I came across a couple of Youtube videos recently that I thought were interesting. The focus of my investigation into Large Language Models and other forms of generative AI is to see where they can be incorporated into the development of business applications. I’m not interested in the hype, I’m interested in the practical applications. I’m also interested in the challenges that need to be overcome to make reliable tools that can be used in production.
There are some interviews online between Lex Fridman and Sam Altman, and another with Lex and Ilya Sutskever. I can’t remember where exactly but somewhere in there Lex asks one of them what they think would be the thing that could prevent them from achieving the kind of success they’re hoping for, and the reply was something along the lines of “if we can’t get the models to work reliably”. I think there is a real consensus around this - if these models are going to be useful outside the narrow confines of Chatbots and summarisation tools we need techniques to tame some of their more wild excesses.

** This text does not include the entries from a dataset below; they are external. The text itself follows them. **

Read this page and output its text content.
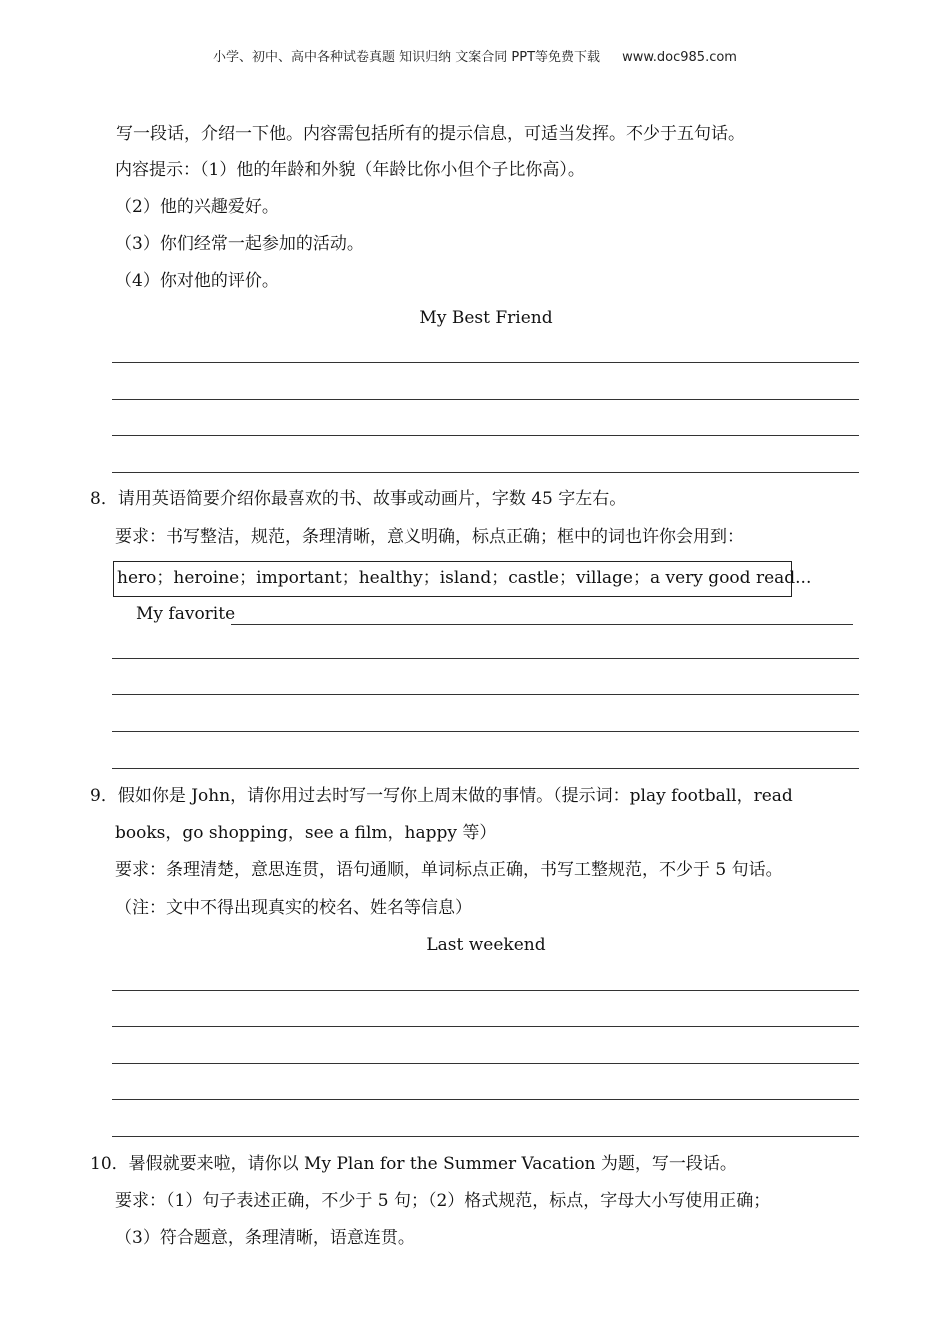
小学、初中、高中各种试卷真题 知识归纳 文案合同 PPT等免费下载 www.doc985.com
写一段话，介绍一下他。内容需包括所有的提示信息，可适当发挥。不少于五句话。
内容提示：（1）他的年龄和外貌（年龄比你小但个子比你高）。
（2）他的兴趣爱好。
（3）你们经常一起参加的活动。
（4）你对他的评价。
My Best Friend
8．请用英语简要介绍你最喜欢的书、故事或动画片，字数 45 字左右。
要求：书写整洁，规范，条理清晰，意义明确，标点正确；框中的词也许你会用到：
hero；heroine；important；healthy；island；castle；village；a very good read...
My favorite
9．假如你是 John，请你用过去时写一写你上周末做的事情。（提示词：play football，read
books，go shopping，see a film，happy 等）
要求：条理清楚，意思连贯，语句通顺，单词标点正确，书写工整规范，不少于 5 句话。
（注：文中不得出现真实的校名、姓名等信息）
Last weekend
10．暑假就要来啦，请你以 My Plan for the Summer Vacation 为题，写一段话。
要求：（1）句子表述正确，不少于 5 句；（2）格式规范，标点，字母大小写使用正确；
（3）符合题意，条理清晰，语意连贯。
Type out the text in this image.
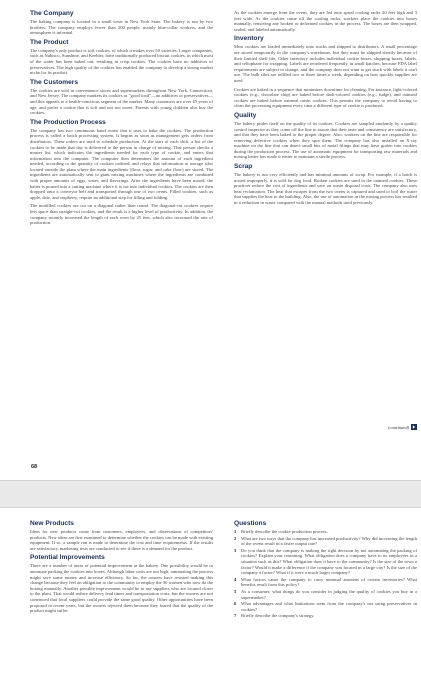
The Company

The baking company is located in a small town in New York State. The bakery is run by two brothers. The company employs fewer than 200 people, mainly blue-collar workers, and the atmosphere is informal.

The Product

The company's only product is soft cookies, of which it makes over 50 varieties. Larger companies, such as Nabisco, Sunshine, and Keebler, have traditionally produced biscuit cookies, in which most of the water has been baked out, resulting in crisp cookies. The cookies have no additives or preservatives. The high quality of the cookies has enabled the company to develop a strong market niche for its product.

The Customers

The cookies are sold in convenience stores and supermarkets throughout New York, Connecticut, and New Jersey. The company markets its cookies as "good food"—no additives or preservatives—and this appeals to a health-conscious segment of the market. Many customers are over 45 years of age, and prefer a cookie that is soft and not too sweet. Parents with young children also buy the cookies.

The Production Process

The company has two continuous band ovens that it uses to bake the cookies. The production process is called a batch processing system. It begins as soon as management gets orders from distributors. These orders are used to schedule production. At the start of each shift, a list of the cookies to be made that day is delivered to the person in charge of mixing. That person checks a master list, which indicates the ingredients needed for each type of cookie, and enters that information into the computer. The computer then determines the amount of each ingredient needed, according to the quantity of cookies ordered, and relays that information to storage silos located outside the plant where the main ingredients (flour, sugar, and cake flour) are stored. The ingredients are automatically sent to giant mixing machines where the ingredients are combined with proper amounts of eggs, water, and flavorings. After the ingredients have been mixed, the batter is poured into a cutting machine where it is cut into individual cookies. The cookies are then dropped onto a conveyor belt and transported through one of two ovens. Filled cookies, such as apple, date, and raspberry, require an additional step for filling and folding.

The nonfilled cookies are cut on a diagonal rather than round. The diagonal-cut cookies require less space than straight-cut cookies, and the result is a higher level of productivity. In addition, the company recently increased the length of each oven by 25 feet, which also increased the rate of production.

As the cookies emerge from the ovens, they are fed onto spiral cooling racks 20 feet high and 3 feet wide. As the cookies come off the cooling racks, workers place the cookies into boxes manually, removing any broken or deformed cookies in the process. The boxes are then wrapped, sealed, and labeled automatically.

Inventory

Most cookies are loaded immediately onto trucks and shipped to distributors. A small percentage are stored temporarily in the company's warehouse, but they must be shipped shortly because of their limited shelf life. Other inventory includes individual cookie boxes, shipping boxes, labels, and cellophane for wrapping. Labels are reordered frequently, in small batches, because FDA label requirements are subject to change, and the company does not want to get stuck with labels it can't use. The bulk silos are refilled two or three times a week, depending on how quickly supplies are used.

Cookies are baked in a sequence that minimizes downtime for cleaning. For instance, light-colored cookies (e.g., chocolate chip) are baked before dark-colored cookies (e.g., fudge), and oatmeal cookies are baked before oatmeal raisin cookies. This permits the company to avoid having to clean the processing equipment every time a different type of cookie is produced.

Quality

The bakery prides itself on the quality of its cookies. Cookies are sampled randomly by a quality control inspector as they come off the line to assure that their taste and consistency are satisfactory, and that they have been baked to the proper degree. Also, workers on the line are responsible for removing defective cookies when they spot them. The company has also installed an X-ray machine on the line that can detect small bits of metal filings that may have gotten into cookies during the production process. The use of automatic equipment for transporting raw materials and mixing batter has made it easier to maintain a sterile process.

Scrap

The bakery is run very efficiently and has minimal amounts of scrap. For example, if a batch is mixed improperly, it is sold for dog food. Broken cookies are used in the oatmeal cookies. These practices reduce the cost of ingredients and save on waste disposal costs. The company also uses heat reclamation: The heat that escapes from the two ovens is captured and used to boil the water that supplies the heat to the building. Also, the use of automation in the mixing process has resulted in a reduction in waste compared with the manual methods used previously.

(continued)
68
New Products

Ideas for new products come from customers, employees, and observations of competitors' products. New ideas are first examined to determine whether the cookies can be made with existing equipment. If so, a sample run is made to determine the cost and time requirements. If the results are satisfactory, marketing tests are conducted to see if there is a demand for the product.

Potential Improvements

There are a number of areas of potential improvement at the bakery. One possibility would be to automate packing the cookies into boxes. Although labor costs are not high, automating the process might save some money and increase efficiency. So far, the owners have resisted making this change because they feel an obligation to the community to employ the 30 women who now do the boxing manually. Another possible improvement would be to use suppliers who are located closer to the plant. That would reduce delivery lead times and transportation costs, but the owners are not convinced that local suppliers could provide the same good quality. Other opportunities have been proposed in recent years, but the owners rejected them because they feared that the quality of the product might suffer.

Questions
1	Briefly describe the cookie production process.
2	What are two ways that the company has increased productivity? Why did increasing the length of the ovens result in a faster output rate?
3	Do you think that the company is making the right decision by not automating the packing of cookies? Explain your reasoning. What obligation does a company have to its employees in a situation such as this? What obligation does it have to the community? Is the size of the town a factor? Would it make a difference if the company was located in a large city? Is the size of the company a factor? What if it were a much larger company?
4	What factors cause the company to carry minimal amounts of certain inventories? What benefits result from this policy?
5	As a consumer, what things do you consider in judging the quality of cookies you buy in a supermarket?
6	What advantages and what limitations stem from the company's not using preservatives in cookies?
7	Briefly describe the company's strategy.
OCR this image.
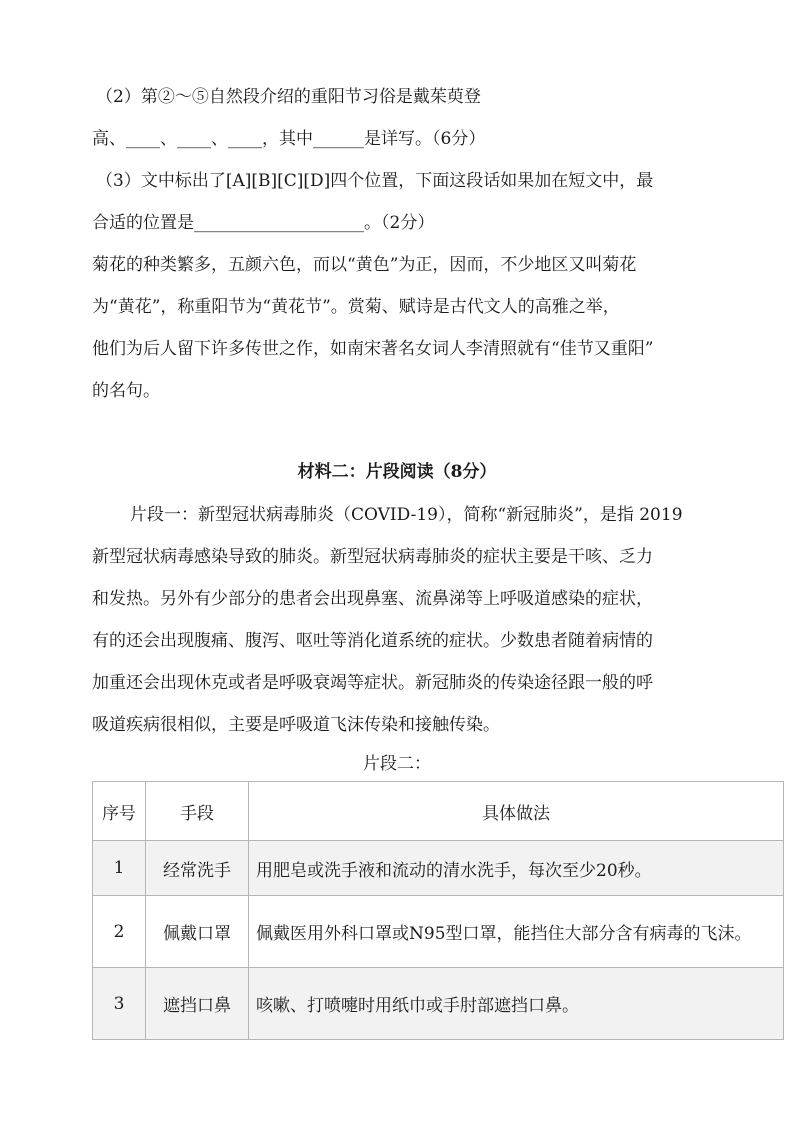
（2）第②～⑤自然段介绍的重阳节习俗是戴茱萸登
高、____、____、____，其中______是详写。（6分）
（3）文中标出了[A][B][C][D]四个位置，下面这段话如果加在短文中，最
合适的位置是____________________。（2分）
菊花的种类繁多，五颜六色，而以“黄色”为正，因而，不少地区又叫菊花
为“黄花”，称重阳节为“黄花节”。赏菊、赋诗是古代文人的高雅之举，
他们为后人留下许多传世之作，如南宋著名女词人李清照就有“佳节又重阳”
的名句。
材料二：片段阅读（8分）
片段一：新型冠状病毒肺炎（COVID-19），简称“新冠肺炎”，是指 2019
新型冠状病毒感染导致的肺炎。新型冠状病毒肺炎的症状主要是干咳、乏力
和发热。另外有少部分的患者会出现鼻塞、流鼻涕等上呼吸道感染的症状，
有的还会出现腹痛、腹泻、呕吐等消化道系统的症状。少数患者随着病情的
加重还会出现休克或者是呼吸衰竭等症状。新冠肺炎的传染途径跟一般的呼
吸道疾病很相似，主要是呼吸道飞沫传染和接触传染。
片段二：
序号	手段	具体做法
1	经常洗手	用肥皂或洗手液和流动的清水洗手，每次至少20秒。
2	佩戴口罩	佩戴医用外科口罩或N95型口罩，能挡住大部分含有病毒的飞沫。
3	遮挡口鼻	咳嗽、打喷嚏时用纸巾或手肘部遮挡口鼻。
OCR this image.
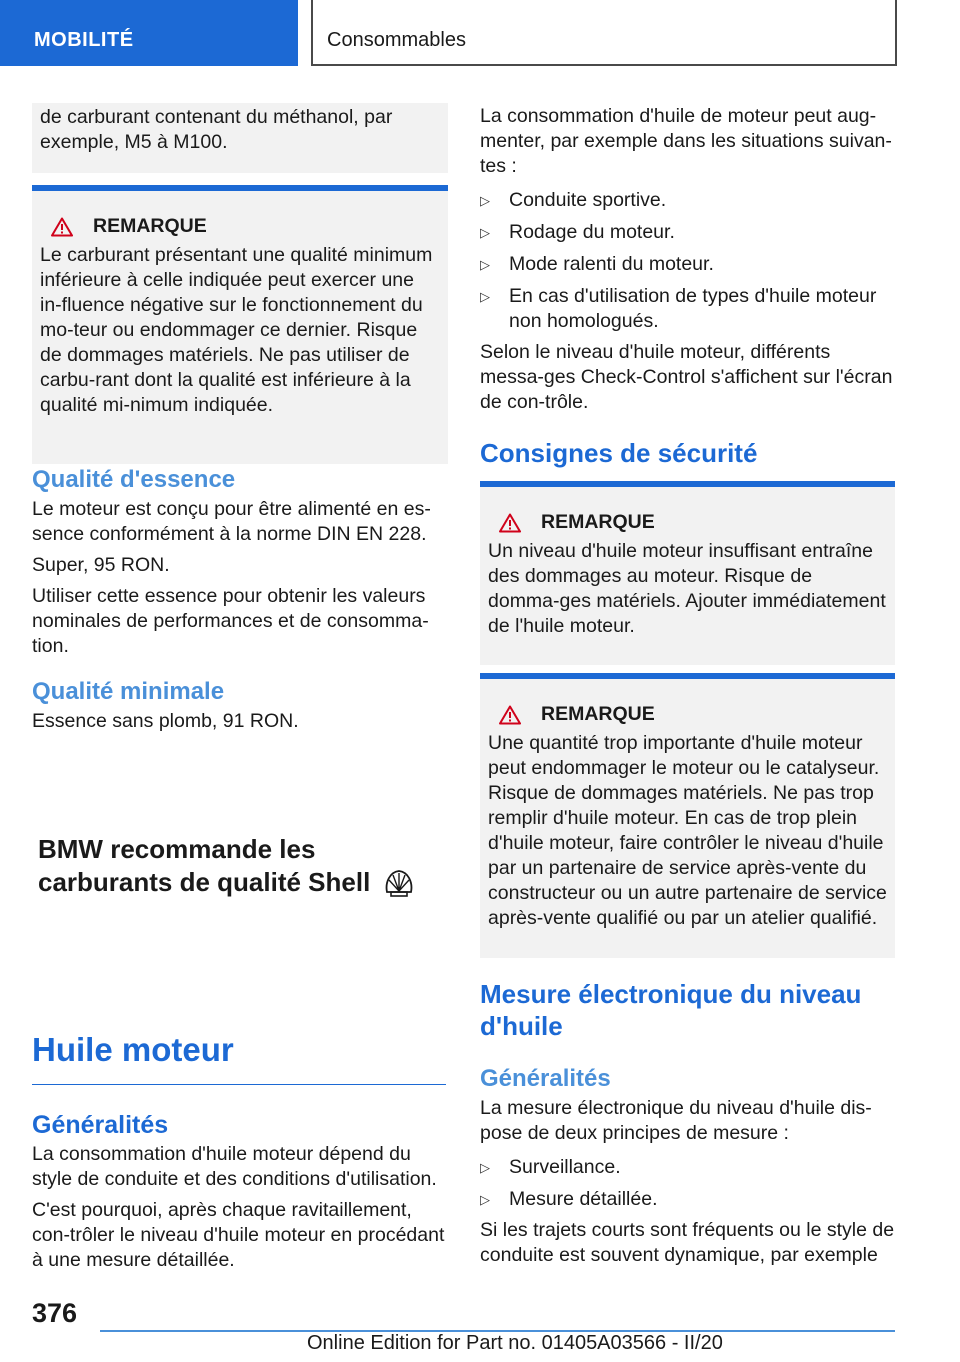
MOBILITÉ	Consommables

de carburant contenant du méthanol, par exemple, M5 à M100.

REMARQUE

Le carburant présentant une qualité minimum inférieure à celle indiquée peut exercer une in-fluence négative sur le fonctionnement du mo-teur ou endommager ce dernier. Risque de dommages matériels. Ne pas utiliser de carbu-rant dont la qualité est inférieure à la qualité mi-nimum indiquée.

Qualité d'essence

Le moteur est conçu pour être alimenté en es-sence conformément à la norme DIN EN 228.

Super, 95 RON.

Utiliser cette essence pour obtenir les valeurs nominales de performances et de consomma-tion.

Qualité minimale

Essence sans plomb, 91 RON.

BMW recommande les
carburants de qualité Shell
Huile moteur
Généralités

La consommation d'huile moteur dépend du style de conduite et des conditions d'utilisation.

C'est pourquoi, après chaque ravitaillement, con-trôler le niveau d'huile moteur en procédant à une mesure détaillée.

La consommation d'huile de moteur peut aug-menter, par exemple dans les situations suivan-tes :

▷ Conduite sportive.
▷ Rodage du moteur.
▷ Mode ralenti du moteur.
▷ En cas d'utilisation de types d'huile moteur non homologués.

Selon le niveau d'huile moteur, différents messa-ges Check-Control s'affichent sur l'écran de con-trôle.

Consignes de sécurité
REMARQUE

Un niveau d'huile moteur insuffisant entraîne des dommages au moteur. Risque de domma-ges matériels. Ajouter immédiatement de l'huile moteur.

REMARQUE

Une quantité trop importante d'huile moteur peut endommager le moteur ou le catalyseur. Risque de dommages matériels. Ne pas trop remplir d'huile moteur. En cas de trop plein d'huile moteur, faire contrôler le niveau d'huile par un partenaire de service après-vente du constructeur ou un autre partenaire de service après-vente qualifié ou par un atelier qualifié.

Mesure électronique du niveau d'huile
Généralités

La mesure électronique du niveau d'huile dis-pose de deux principes de mesure :

▷ Surveillance.
▷ Mesure détaillée.

Si les trajets courts sont fréquents ou le style de conduite est souvent dynamique, par exemple

376
Online Edition for Part no. 01405A03566 - II/20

In this presentation, Simon Willison talks about the weird world of LLMs and how non-intuitive working with them can be for experienced developers. Some key points here really resonated with me, as I’ve been trying to make workable solutions out of these models for a while and it’s fascinating but can also be frustrating.
Simon talks about how odd it is to ‘program’ the model with natural language, which is what ‘prompt engineering’ is. You structure the prompt you give the model to influence the outcome, adding statements like ‘you are a helpful assistant’ or a role to play to shape the results. As you experiment with LLMs you realize that prompting is not an exact science, you have to be willing to try different things and almost cajole the right kind of answers from the model. You can provide statements like “if you don’t know the answer, just say ‘I don’t know’” and that does at least help to reduce hallucinations, but none of this makes LLMs deterministic. That makes it quite hard to work out how to include them in any kind of automated business process.
This is a really hot area of research, with lots of very smart people trying different things. Langchain has functions designed for processing the outputs from LLMs, and there are plenty of other tools built around this like Open AIs specialised versions of their models trained to work with provided tools.
This video caught my attention as it combines using Open AI’s specialized function models, with Pydantic for trying to wrangle the outputs you get from your prompts to the model. The example code is some of the most structured stuff I’ve seen working with prompt results, and the examples given are really interesting. The final example, where the code gets results, then goes back over those results making further LLM calls to try and validate that the results generated are sourced from the material given, is a really interesting idea that could be used in scenarios where the accuracy of the results is critical.
There is a lot of talk at the moment about whether we’ve hit a plateau with LLMs, which would mean we wouldn’t see any significant improvement in performance or capability for some time. The kind of work I’ve illustrated above shows that even if that plateau is real, we still have a lot of work to do just taming the models we already have. I’m interested to see what comes out of this area of research over the next year or so.